What is the entropy of a freebit?

119 Views Asked by At

The entropy of a binary register which has equal probabilities of the values is 1 bit. What is the entropy of a binary register whose probability distribution is unknown?

My calculation shows it should be 1/2 nat, that is $\frac1{2\ln2}$ bit.

2

There are 2 best solutions below

0
On

If the bit is drawn from a distribution $X$, then the entropy of the bit is $H(X)$. The fact that you do not know what the probability distribution $X$ is does not change that. If you have a single bit and you know nothing about the underlying distribution that produced the bit then the most reasonable assumption to make is that the bit has been drawn uniformly from the set of all values a single bit can take $\{0,1\}$.

If you have access to $n$ bits drawn from exact same distribution $X$, then $X$ can be identified with near certainty if $n \rightarrow \infty$. The $n$ bits can then be compressed to $nH(X)$ bits. If on the other hand the $n$ bits have been drawn for $n$ different distributions $X_1, X_2, ..., X_n$ then the entropy per bit is $\frac{1}{n}H(X_1,...,X_n)$ and the $n$ bit sequence can be compressed to $H(X_1,...,X_n)$ bits.

If the encoder (i.e the mapping that is used to map observed bits to codewords) is to be defined before any of the bits are observed then the minimum average bit compression that compression can achieve is $n \times \max \{ H(X_1), ..., H(X_n) \}$ where $X_1, X_2, ..., X_n$ is the set of $n$ the possible equiprobable underlying distributions. The average compressed sequence length will be determined by the worst case distribution regardless of the true underlying distribution. This is despite the fact that the entropy of $X$ might be $0$.

I would also like to point out that the assumption that the underlying probability distribution that produced the free bit is uniformly distributed among the set of all possible probability distributions is not one you can make with no other information. If you do not know what value any variable $k$ takes, the only reasonable assumption is to assume that all possible values of $k$ are equally likely, this is not the same as saying that $k$ was drawn from an underlying distribution that was uniformly drawn from the set of all probability distributions.

In other words, if you are sampling $n$ bits (where $n \rightarrow \infty$) from an unknown distribution, there are $2^n$ different possible numbers you can get.
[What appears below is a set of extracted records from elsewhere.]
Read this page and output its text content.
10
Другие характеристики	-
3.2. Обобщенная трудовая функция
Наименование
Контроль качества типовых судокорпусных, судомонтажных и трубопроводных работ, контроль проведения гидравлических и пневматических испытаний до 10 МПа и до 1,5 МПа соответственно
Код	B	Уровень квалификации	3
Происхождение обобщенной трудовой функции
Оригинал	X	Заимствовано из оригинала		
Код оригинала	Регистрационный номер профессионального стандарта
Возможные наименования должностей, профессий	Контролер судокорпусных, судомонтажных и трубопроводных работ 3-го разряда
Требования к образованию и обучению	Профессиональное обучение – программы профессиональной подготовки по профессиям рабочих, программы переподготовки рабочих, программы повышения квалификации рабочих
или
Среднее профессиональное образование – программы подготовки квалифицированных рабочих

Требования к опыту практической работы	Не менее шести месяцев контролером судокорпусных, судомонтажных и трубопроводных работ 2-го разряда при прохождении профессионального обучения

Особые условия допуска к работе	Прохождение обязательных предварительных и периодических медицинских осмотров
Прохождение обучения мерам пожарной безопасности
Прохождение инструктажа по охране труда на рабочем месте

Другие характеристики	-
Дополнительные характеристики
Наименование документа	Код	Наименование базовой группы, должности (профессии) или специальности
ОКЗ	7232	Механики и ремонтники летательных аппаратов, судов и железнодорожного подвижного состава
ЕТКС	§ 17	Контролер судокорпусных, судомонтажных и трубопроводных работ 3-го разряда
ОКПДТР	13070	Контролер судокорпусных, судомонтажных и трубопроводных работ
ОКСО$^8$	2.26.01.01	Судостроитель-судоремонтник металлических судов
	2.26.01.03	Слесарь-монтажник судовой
A reasonable assumption to make would be that each of these numbers have an equal probability of occurring and not assuming that the underlying distribution is uniformly distributed over the set of all probability distributions.

The reason you generally can't do that is because if the probability of a source outputing a "1" is $a$, then if you sample it $n$ times with $n \rightarrow \infty$ then there is a $(1 - \epsilon)$ (i.e almost certain) chance of the resulting sequence having $na$ ones. A law called the law of large numbers. It is thus more appropriate to compute the probability that the underlying probability outputs a "1" is with probability $a$ as

(Probability that p = a) = (Num of $n$ bit numbers with $np$ ones) $\times$ (Probability of each $n$ bit number)
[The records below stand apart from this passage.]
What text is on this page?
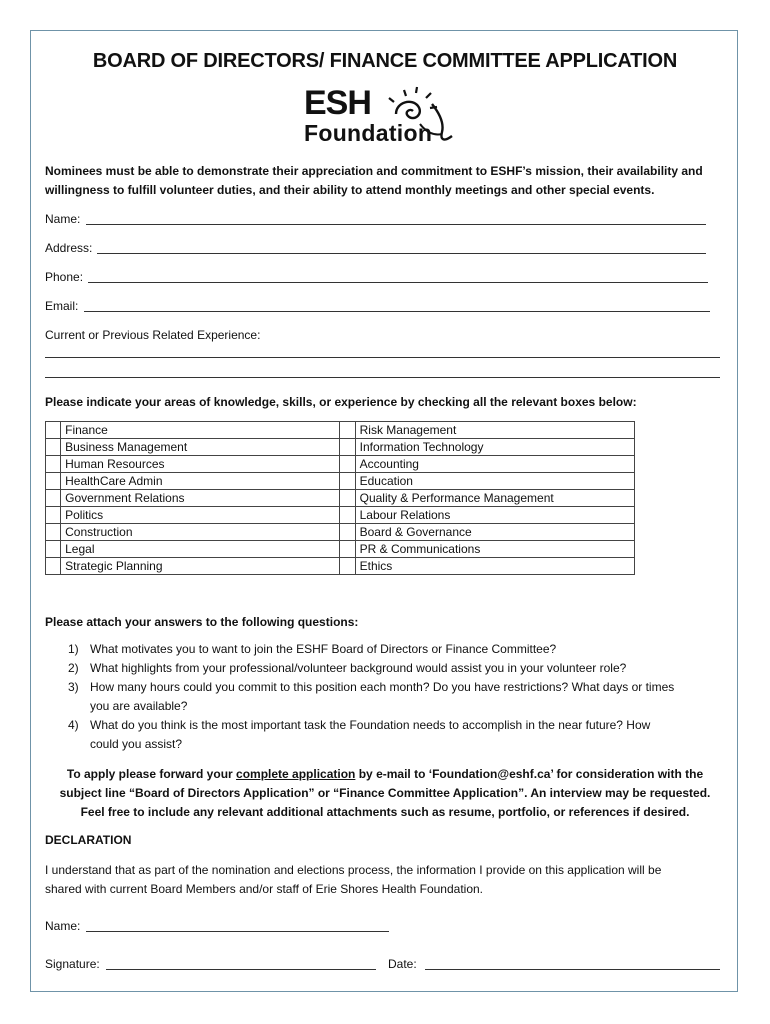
BOARD OF DIRECTORS/ FINANCE COMMITTEE APPLICATION
ESH
Foundation
Nominees must be able to demonstrate their appreciation and commitment to ESHF’s mission, their availability and
willingness to fulfill volunteer duties, and their ability to attend monthly meetings and other special events.
Name:
Address:
Phone:
Email:
Current or Previous Related Experience:
Please indicate your areas of knowledge, skills, or experience by checking all the relevant boxes below:
	Finance		Risk Management
	Business Management		Information Technology
	Human Resources		Accounting
	HealthCare Admin		Education
	Government Relations		Quality & Performance Management
	Politics		Labour Relations
	Construction		Board & Governance
	Legal		PR & Communications
	Strategic Planning		Ethics
Please attach your answers to the following questions:
1) What motivates you to want to join the ESHF Board of Directors or Finance Committee?
2) What highlights from your professional/volunteer background would assist you in your volunteer role?
3) How many hours could you commit to this position each month? Do you have restrictions? What days or times
you are available?
4) What do you think is the most important task the Foundation needs to accomplish in the near future? How
could you assist?
To apply please forward your complete application by e-mail to ‘Foundation@eshf.ca’ for consideration with the
subject line “Board of Directors Application” or “Finance Committee Application”. An interview may be requested.
Feel free to include any relevant additional attachments such as resume, portfolio, or references if desired.
DECLARATION
I understand that as part of the nomination and elections process, the information I provide on this application will be
shared with current Board Members and/or staff of Erie Shores Health Foundation.
Name:
Signature:	Date:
(Probability that p = a) = (Num of $n$ bit numbers with $np$ ones) $\times$ $\frac{1}{(\text{Number of $n$ bit numbers})}$

\begin{equation} \text{Pr}( p = a) = \lim_{n \rightarrow \infty} \bigg({n \choose np} \times \frac{1}{2^n}\bigg) \end{equation}

For large $n$ the expression above computes to $0$ for all values except for $a = 0.5$ where it evaluates to $1$. Approximately 100% of all natural numbers have an equal number of ones and zeros.

0
On

I don't think I agree.

We have here a random variable $X$ which follows a Bernoulli distribution with parameter $P$... which is also regarded as a random variable with its own distribution. This would correspond to a Bayesian formulation.

In this setting, we are indeed allowed to write $H(X | P=p) = h(p)$ where $h()$ is the binary entropy function.
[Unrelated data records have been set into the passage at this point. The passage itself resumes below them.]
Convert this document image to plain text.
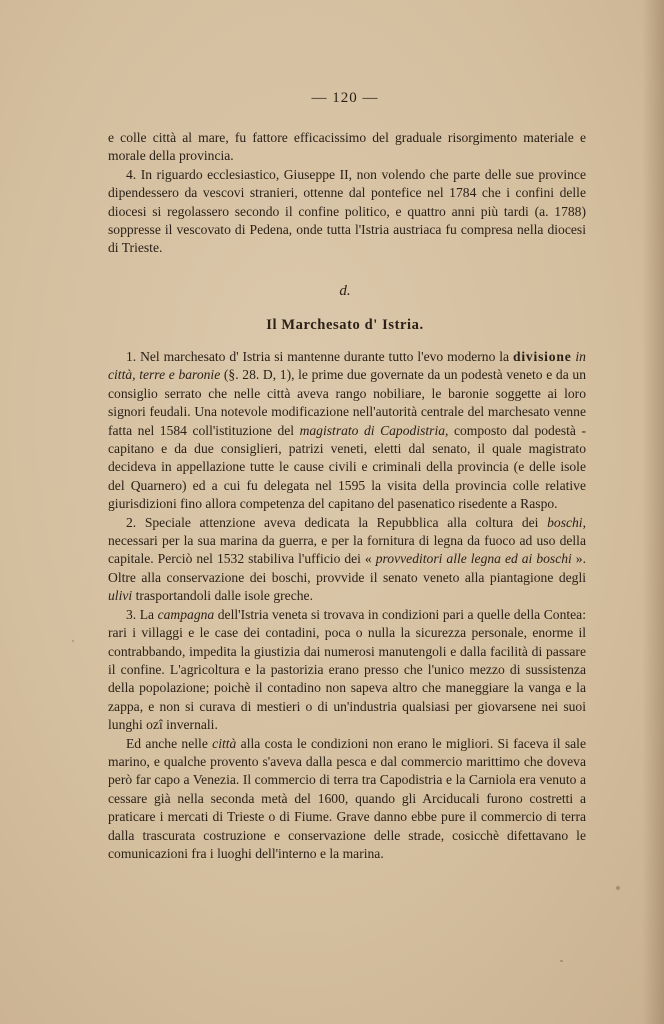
— 120 —

e colle città al mare, fu fattore efficacissimo del graduale risorgimento materiale e morale della provincia.

4. In riguardo ecclesiastico, Giuseppe II, non volendo che parte delle sue province dipendessero da vescovi stranieri, ottenne dal pontefice nel 1784 che i confini delle diocesi si regolassero secondo il confine politico, e quattro anni più tardi (a. 1788) soppresse il vescovato di Pedena, onde tutta l'Istria austriaca fu compresa nella diocesi di Trieste.

d.
Il Marchesato d' Istria.

1. Nel marchesato d' Istria si mantenne durante tutto l'evo moderno la divisione in città, terre e baronie (§. 28. D, 1), le prime due governate da un podestà veneto e da un consiglio serrato che nelle città aveva rango nobiliare, le baronie soggette ai loro signori feudali. Una notevole modificazione nell'autorità centrale del marchesato venne fatta nel 1584 coll'istituzione del magistrato di Capodistria, composto dal podestà - capitano e da due consiglieri, patrizi veneti, eletti dal senato, il quale magistrato decideva in appellazione tutte le cause civili e criminali della provincia (e delle isole del Quarnero) ed a cui fu delegata nel 1595 la visita della provincia colle relative giurisdizioni fino allora competenza del capitano del pasenatico risedente a Raspo.

2. Speciale attenzione aveva dedicata la Repubblica alla coltura dei boschi, necessari per la sua marina da guerra, e per la fornitura di legna da fuoco ad uso della capitale. Perciò nel 1532 stabiliva l'ufficio dei « provveditori alle legna ed ai boschi ». Oltre alla conservazione dei boschi, provvide il senato veneto alla piantagione degli ulivi trasportandoli dalle isole greche.

3. La campagna dell'Istria veneta si trovava in condizioni pari a quelle della Contea: rari i villaggi e le case dei contadini, poca o nulla la sicurezza personale, enorme il contrabbando, impedita la giustizia dai numerosi manutengoli e dalla facilità di passare il confine. L'agricoltura e la pastorizia erano presso che l'unico mezzo di sussistenza della popolazione; poichè il contadino non sapeva altro che maneggiare la vanga e la zappa, e non si curava di mestieri o di un'industria qualsiasi per giovarsene nei suoi lunghi ozî invernali.

Ed anche nelle città alla costa le condizioni non erano le migliori. Si faceva il sale marino, e qualche provento s'aveva dalla pesca e dal commercio marittimo che doveva però far capo a Venezia. Il commercio di terra tra Capodistria e la Carniola era venuto a cessare già nella seconda metà del 1600, quando gli Arciducali furono costretti a praticare i mercati di Trieste o di Fiume. Grave danno ebbe pure il commercio di terra dalla trascurata costruzione e conservazione delle strade, cosicchè difettavano le comunicazioni fra i luoghi dell'interno e la marina.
Now, you are claiming (it seems) that the "total entropy" is obtained by averaging: $$H(X) \stackrel{?}{=} \int H(X | P=p) f_P(p) dp$$ where $f_P$ is the densitiy of $P$. The natural question is... why?

Actually, if we regard $X,P$ as two random variables, the above average gives not the "total" (marginal) entropy, but the conditional entropy : $H(X|P)$

Then, your calculation only shows that $H(X|P)= \frac1{2\ln2}$ bits when $P$ is uniform on $[0,1]$.

The correct way to compute $H(X)$ should be to compute first $p(X) = \int p(X|P=p) f_P(p) dp$

In particular, if $P$ is uniform on $[0,1]$, then $P(X=1)= \int_0^1p dp = \frac{1}{2}$ as expected. And hence $H(X) = 1$ bit.

And, of course, $H(X) \ge H(X | P)$.